Covering Multiple Needs
Raul Zambrano, captain of the El Plomo community, said he deeply appreciated the visit from Adventist pastors and volunteers, because it is very expensive to leave the community to go to the city for treatment. “We want them to come back next year, because we were pleasantly surprised with their service,” Zambrano said.
Brito noted the high cost of living in that region of the state of Bolívar. “People can get enough food to get by, but anything beyond that — health, education, and housing — are often out of their reach,” he said.
But the service initiative to isolated Indigenous communities was not only about physical or spiritual health. Adventist pastors John Astroza and Samuel Sánchez offered a music school for the second time at El Plomo. Young participants learned to read sheet music, practiced with local musical instruments such as the cuatro and the recorder, and played some musical pieces.
Service in Love
At the end of the intense week of missionary work, Brito, accompanied by Julio Bastardo, executive secretary for the conference and organizer of the service work carried out in Periquera, said they felt joy after participating in the initiative. “We are happy to have taken care of our brothers in their homes. No matter how far away and how many resources are required, we won’t leave them alone. This group of pastors, doctors, and lay volunteers were there to serve them, helping to provide relief to their challenges,” Brito said.
He then urged church members in each of the communities visited to remain firm in the faith. “Christ will come and finish the work we have begun,” Brito told them. “From the bottom of our hearts, we tell you that we love you.”

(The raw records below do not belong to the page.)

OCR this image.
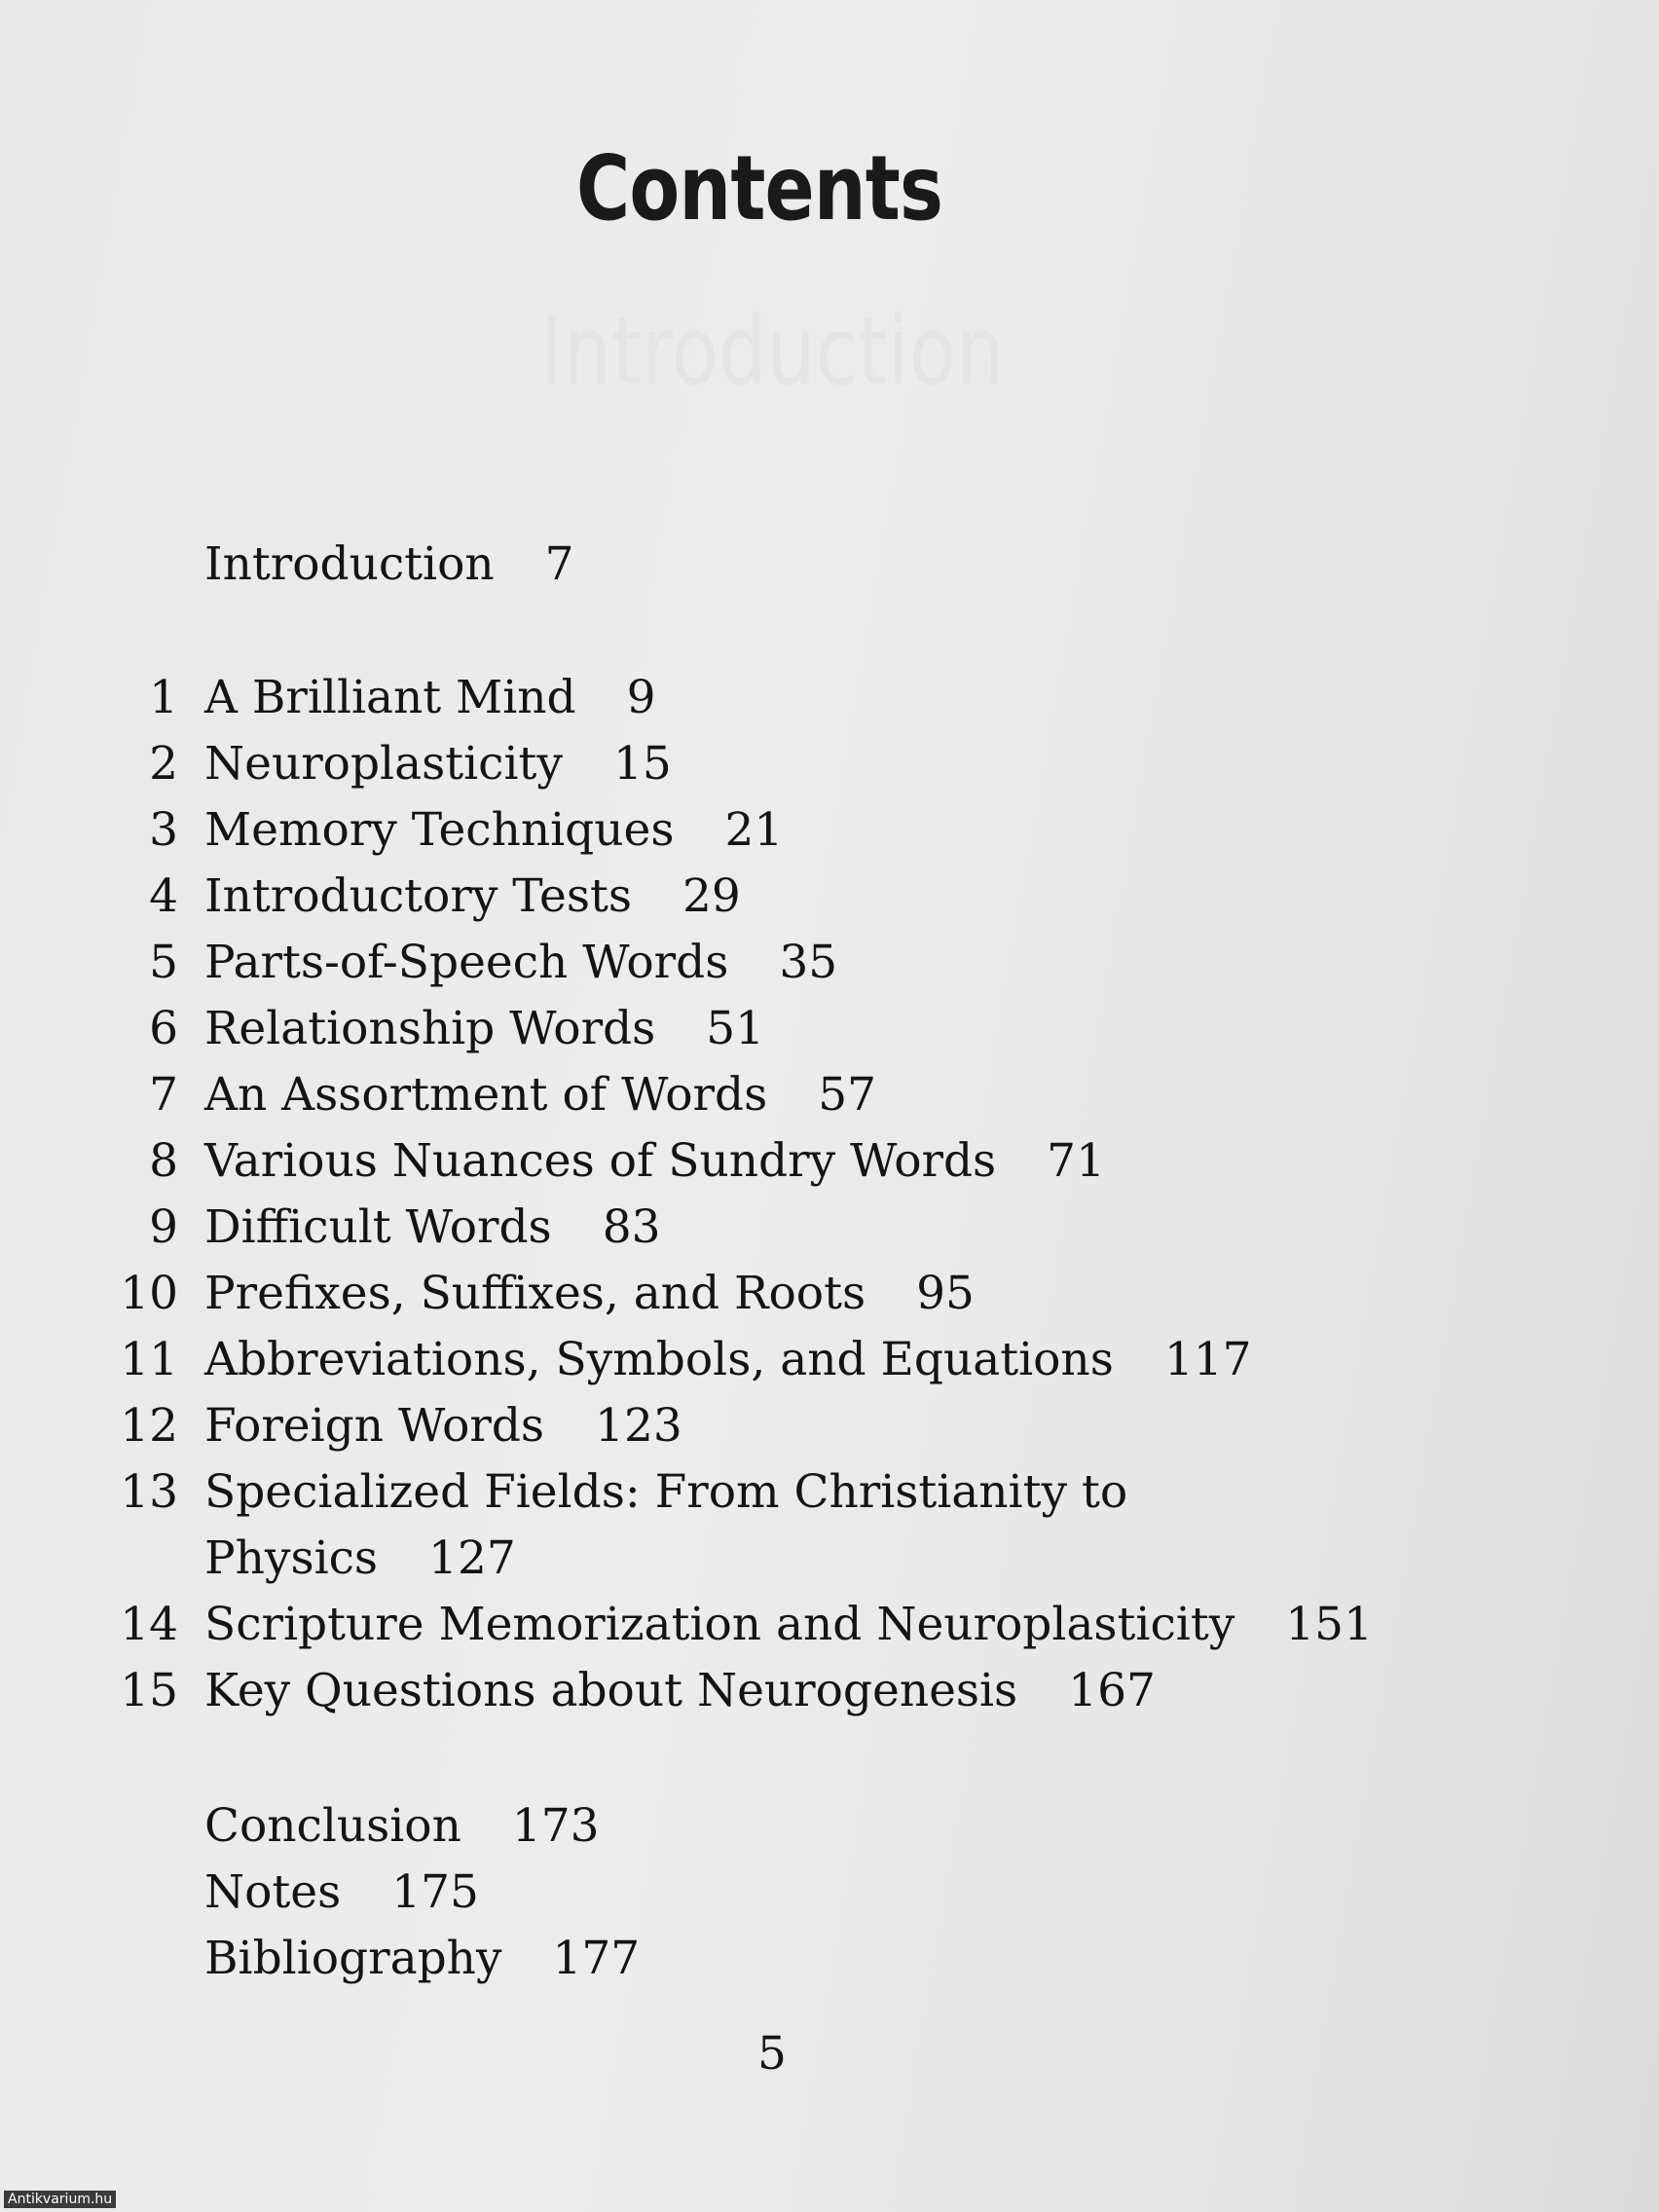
Introduction
Contents
Introduction 7
1 A Brilliant Mind 9
2 Neuroplasticity 15
3 Memory Techniques 21
4 Introductory Tests 29
5 Parts-of-Speech Words 35
6 Relationship Words 51
7 An Assortment of Words 57
8 Various Nuances of Sundry Words 71
9 Difficult Words 83
10 Prefixes, Suffixes, and Roots 95
11 Abbreviations, Symbols, and Equations 117
12 Foreign Words 123
13 Specialized Fields: From Christianity to
Physics 127
14 Scripture Memorization and Neuroplasticity 151
15 Key Questions about Neurogenesis 167
Conclusion 173
Notes 175
Bibliography 177
5
Antikvarium.hu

The Seventh-day Adventist Church has six congregations in the Alto Paragua area of Bolívar. On this occasion, the team of pastors and volunteers visited three of them, with a total of approximately 170 church members. In 2024, church leaders expect that a similar medical-missionary delegation will be able to visit the community of San Francisco de las Babas, located 17 hours away from the headquarters of the Southeast Venezuela Conference.